Lakers look like lost tourists in Europe

It turned out to be a European trip … and fall.

The Lakers went 0-for-Europe after a miserable shooting night in a 92-88 exhibition loss Thursday to FC Barcelona.

Kobe Bryant played almost 25 minutes but didn’t look sharp, making two of 15 shots and scoring 15 points, almost all of them at the free-throw line.

The minutes Bryant played conveyed an incrementally improving right knee, but his usual efficiency wasn’t there yet.

“He’s not ready to play,” Lakers Coach Phil Jackson said. “He’s going out there to help the goodwill and to show the fans his presence on the floor and support his teammates.”

Just the same, Bryant became fully engaged in a chippy contest, asking to go back into the game with 5:41 to play and the Lakers down two.


“I wasn’t going to put Kobe back in the ball game,” Jackson said. “But he asked to go back in at that time and I said, ‘OK, if you feel like you can contribute.’ ”

The contributing part didn’t quite happen.

Bryant missed an open finger roll and then was stuck holding the ball when the 24-second clock expired. He made three free throws with 7.9 seconds left to bring the Lakers within 90-88 but also missed three three-point attempts in the final minute.

On the strong side for the Lakers, Bryant said his knee didn’t betray him on the court. He had surgery in July to remove loose bodies in the knee.
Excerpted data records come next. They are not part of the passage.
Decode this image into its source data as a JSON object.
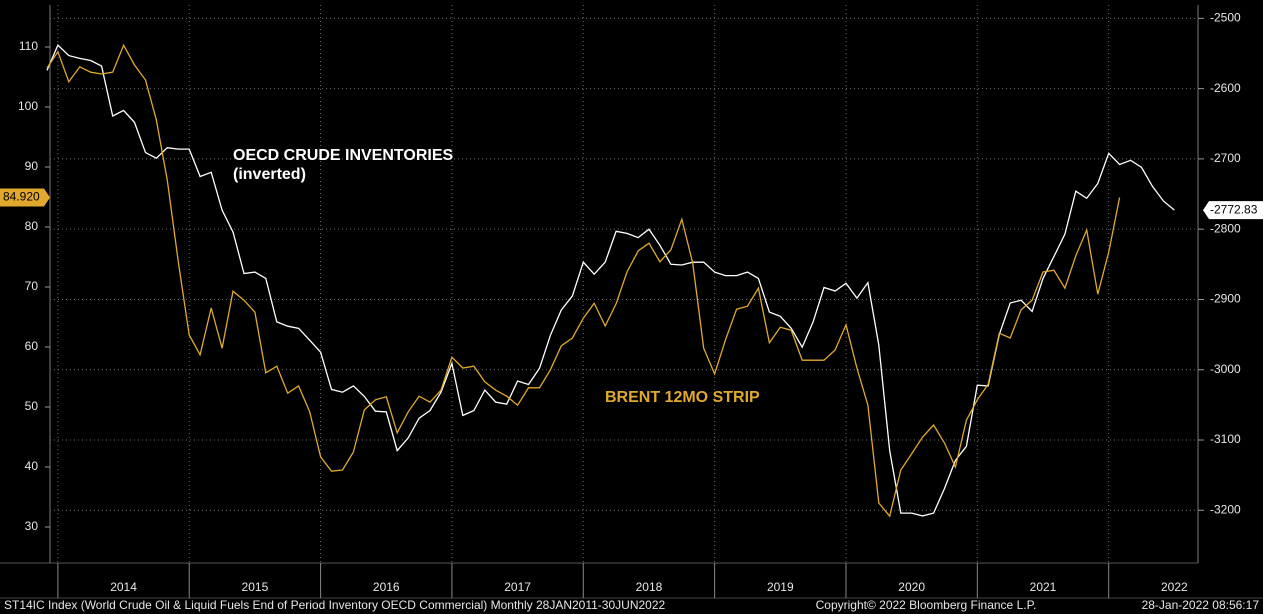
{
  "chart_data": {
    "type": "line",
    "xlim": [
      2013.94,
      2022.68
    ],
    "xticks": [
      2014,
      2015,
      2016,
      2017,
      2018,
      2019,
      2020,
      2021,
      2022
    ],
    "ylim": [
      24,
      117
    ],
    "yticks": [
      30,
      40,
      50,
      60,
      70,
      80,
      90,
      100,
      110
    ],
    "y2lim": [
      -3275,
      -2481
    ],
    "y2ticks": [
      -3200,
      -3100,
      -3000,
      -2900,
      -2800,
      -2700,
      -2600,
      -2500
    ],
    "grid": true,
    "series": [
      {
        "label": [
          "OECD CRUDE INVENTORIES",
          "(inverted)"
        ],
        "color": "#ffffff",
        "axis": "y2",
        "last_label": "-2772.83",
        "x": [
          2013.917,
          2014,
          2014.083,
          2014.167,
          2014.25,
          2014.333,
          2014.417,
          2014.5,
          2014.583,
          2014.667,
          2014.75,
          2014.833,
          2014.917,
          2015,
          2015.083,
          2015.167,
          2015.25,
          2015.333,
          2015.417,
          2015.5,
          2015.583,
          2015.667,
          2015.75,
          2015.833,
          2015.917,
          2016,
          2016.083,
          2016.167,
          2016.25,
          2016.333,
          2016.417,
          2016.5,
          2016.583,
          2016.667,
          2016.75,
          2016.833,
          2016.917,
          2017,
          2017.083,
          2017.167,
          2017.25,
          2017.333,
          2017.417,
          2017.5,
          2017.583,
          2017.667,
          2017.75,
          2017.833,
          2017.917,
          2018,
          2018.083,
          2018.167,
          2018.25,
          2018.333,
          2018.417,
          2018.5,
          2018.583,
          2018.667,
          2018.75,
          2018.833,
          2018.917,
          2019,
          2019.083,
          2019.167,
          2019.25,
          2019.333,
          2019.417,
          2019.5,
          2019.583,
          2019.667,
          2019.75,
          2019.833,
          2019.917,
          2020,
          2020.083,
          2020.167,
          2020.25,
          2020.333,
          2020.417,
          2020.5,
          2020.583,
          2020.667,
          2020.75,
          2020.833,
          2020.917,
          2021,
          2021.083,
          2021.167,
          2021.25,
          2021.333,
          2021.417,
          2021.5,
          2021.583,
          2021.667,
          2021.75,
          2021.833,
          2021.917,
          2022,
          2022.083,
          2022.167,
          2022.25,
          2022.333,
          2022.417,
          2022.5
        ],
        "values": [
          -2574,
          -2538,
          -2553,
          -2557,
          -2560,
          -2568,
          -2639,
          -2631,
          -2648,
          -2691,
          -2699,
          -2684,
          -2686,
          -2686,
          -2725,
          -2719,
          -2773,
          -2804,
          -2863,
          -2861,
          -2870,
          -2932,
          -2938,
          -2941,
          -2958,
          -2975,
          -3028,
          -3032,
          -3023,
          -3038,
          -3059,
          -3060,
          -3115,
          -3097,
          -3069,
          -3058,
          -3032,
          -2991,
          -3065,
          -3058,
          -3029,
          -3046,
          -3049,
          -3016,
          -3021,
          -2998,
          -2951,
          -2915,
          -2895,
          -2847,
          -2864,
          -2847,
          -2803,
          -2806,
          -2812,
          -2800,
          -2823,
          -2850,
          -2851,
          -2847,
          -2847,
          -2861,
          -2866,
          -2866,
          -2861,
          -2870,
          -2918,
          -2924,
          -2941,
          -2968,
          -2932,
          -2883,
          -2888,
          -2877,
          -2898,
          -2876,
          -2965,
          -3115,
          -3204,
          -3204,
          -3208,
          -3204,
          -3169,
          -3129,
          -3109,
          -3022,
          -3023,
          -2950,
          -2905,
          -2901,
          -2917,
          -2870,
          -2839,
          -2807,
          -2746,
          -2756,
          -2735,
          -2692,
          -2708,
          -2702,
          -2712,
          -2739,
          -2760,
          -2772.83
        ]
      },
      {
        "label": [
          "BRENT 12MO STRIP"
        ],
        "color": "#e0a92e",
        "axis": "y",
        "last_label": "84.920",
        "x": [
          2013.917,
          2014,
          2014.083,
          2014.167,
          2014.25,
          2014.333,
          2014.417,
          2014.5,
          2014.583,
          2014.667,
          2014.75,
          2014.833,
          2014.917,
          2015,
          2015.083,
          2015.167,
          2015.25,
          2015.333,
          2015.417,
          2015.5,
          2015.583,
          2015.667,
          2015.75,
          2015.833,
          2015.917,
          2016,
          2016.083,
          2016.167,
          2016.25,
          2016.333,
          2016.417,
          2016.5,
          2016.583,
          2016.667,
          2016.75,
          2016.833,
          2016.917,
          2017,
          2017.083,
          2017.167,
          2017.25,
          2017.333,
          2017.417,
          2017.5,
          2017.583,
          2017.667,
          2017.75,
          2017.833,
          2017.917,
          2018,
          2018.083,
          2018.167,
          2018.25,
          2018.333,
          2018.417,
          2018.5,
          2018.583,
          2018.667,
          2018.75,
          2018.833,
          2018.917,
          2019,
          2019.083,
          2019.167,
          2019.25,
          2019.333,
          2019.417,
          2019.5,
          2019.583,
          2019.667,
          2019.75,
          2019.833,
          2019.917,
          2020,
          2020.083,
          2020.167,
          2020.25,
          2020.333,
          2020.417,
          2020.5,
          2020.583,
          2020.667,
          2020.75,
          2020.833,
          2020.917,
          2021,
          2021.083,
          2021.167,
          2021.25,
          2021.333,
          2021.417,
          2021.5,
          2021.583,
          2021.667,
          2021.75,
          2021.833,
          2021.917,
          2022,
          2022.083
        ],
        "values": [
          106.5,
          109.2,
          104.2,
          106.7,
          105.8,
          105.5,
          105.8,
          110.3,
          107,
          104.5,
          97.8,
          87.8,
          74.2,
          62,
          58.7,
          66.5,
          59.8,
          69.3,
          67.8,
          65.8,
          55.7,
          56.8,
          52.3,
          53.5,
          49.2,
          41.7,
          39.3,
          39.5,
          42.5,
          49.5,
          51.2,
          51.7,
          45.7,
          49.2,
          51.8,
          50.8,
          52.8,
          58.3,
          56.5,
          56.8,
          54.2,
          52.8,
          51.8,
          50.3,
          53.2,
          53.2,
          56.2,
          60.2,
          61.5,
          64.8,
          67.3,
          63.5,
          67.2,
          72.5,
          76,
          77.3,
          74.2,
          76.2,
          81.3,
          74,
          59.8,
          55.5,
          61.2,
          66.3,
          66.8,
          69.8,
          60.7,
          63.3,
          62.8,
          57.8,
          57.8,
          57.8,
          59.5,
          63.7,
          56.5,
          50.3,
          34,
          31.8,
          39.5,
          42.2,
          45,
          47,
          44,
          40,
          47.8,
          51.2,
          53.8,
          62.3,
          61.5,
          66.2,
          67.8,
          72.5,
          72.8,
          69.8,
          75.2,
          79.5,
          68.8,
          75.8,
          84.92
        ]
      }
    ],
    "source": "ST14IC Index (World Crude Oil & Liquid Fuels End of Period Inventory OECD Commercial)  Monthly 28JAN2011-30JUN2022",
    "copyright": "Copyright© 2022 Bloomberg Finance L.P.",
    "timestamp": "28-Jan-2022 08:56:17"
  }
}
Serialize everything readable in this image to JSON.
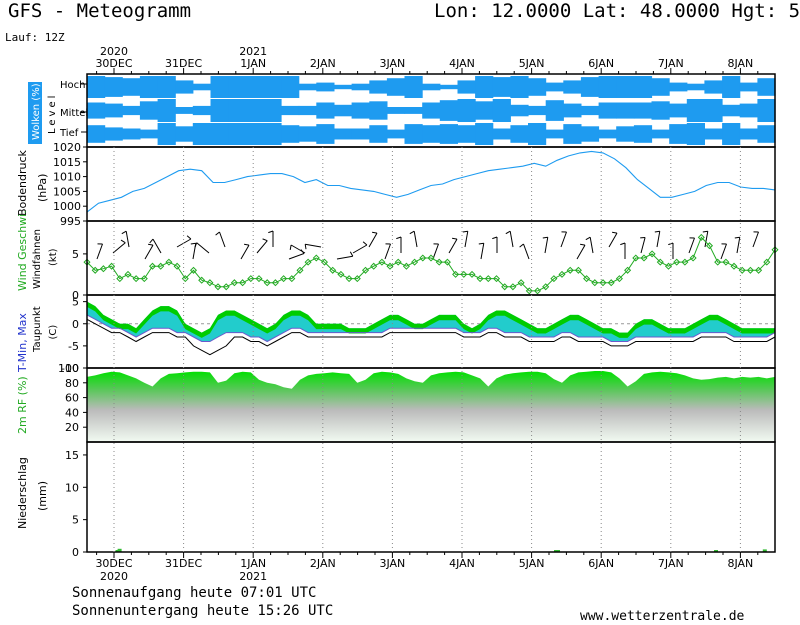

“My knee was feeling good. I was feeling fine, didn’t have any pain, any stiffness, so when that happens, you’ve really got to stretch it out as much as you can and try to get in rhythm as much as you can, and that’s what I’m trying to do,” Bryant said. “This is the first game I played in, really competed in, since Game 7" of the NBA Finals.

Bryant is two for 19 in exhibition play. He missed all four of his shots in six scoreless minutes Monday in London against the Minnesota Timberwolves.

Like Bryant, Pau Gasol had an off night against the defending Euroleague champions, scoring 25 points but making only seven of 21 shots in front of his hometown crowd.

“It’s very early in the season for us,” Gasol said. “We have two weeks to really get our act together and make sure we’re at the highest level once the [regular season] competition begins.”

The Lakers shot 34.1% as a team Thursday and missed all 14 of their three-point attempts.

Then again, it was only an exhibition. The Lakers open the season Oct. 26 against Houston.

For Gasol, Thursday was a homecoming in the truest sense of the word.

It wasn’t the first time he returned to play an NBA game in Spain — he made appearances with the Memphis Grizzlies in Madrid and Malaga in 2003 and 2007 — but it was his first NBA game in Barcelona.

The crowd was active throughout but torn at first, unsure whether to cheer for Gasol, which they did to a great extent, or the home team, which they did to a greater extent at Palau Sant Jordi, one of the main venues at the 1992 Olympics.

Quickly, though, there were disapproving whistles (the European version of booing) when Bryant shot a first-quarter free throw after FC Barcelona was called for a technical foul.

The crowd strongly tilted toward FC Barcelona when the home team was hit with five fouls in the first four minutes of the third quarter.

The fans later chanted “M-V-P” — not for Bryant, but for FC Barcelona guard Juan Carlos Navarro as he made two free throws late in the game. Navarro, a former reserve guard in the NBA, had 25 points.

The game turned chippy almost immediately when Ron Artest and FC Barcelona forward Pete Mickeal tangled under the basket. Bryant was assessed a technical foul in the third quarter after saying something crass to Mickeal, who had 26 points.

Before the game, the Lakers were bemoaning the fact that FC Barcelona would be in better game shape than the team that was still waking up from its off-season championship slumber.

They were right.

The Lakers’ next opponent will be jet lag, their 11-hour charter flight leaving Friday at noon. They’ll practice Saturday and then face Sacramento on Wednesday in Las Vegas.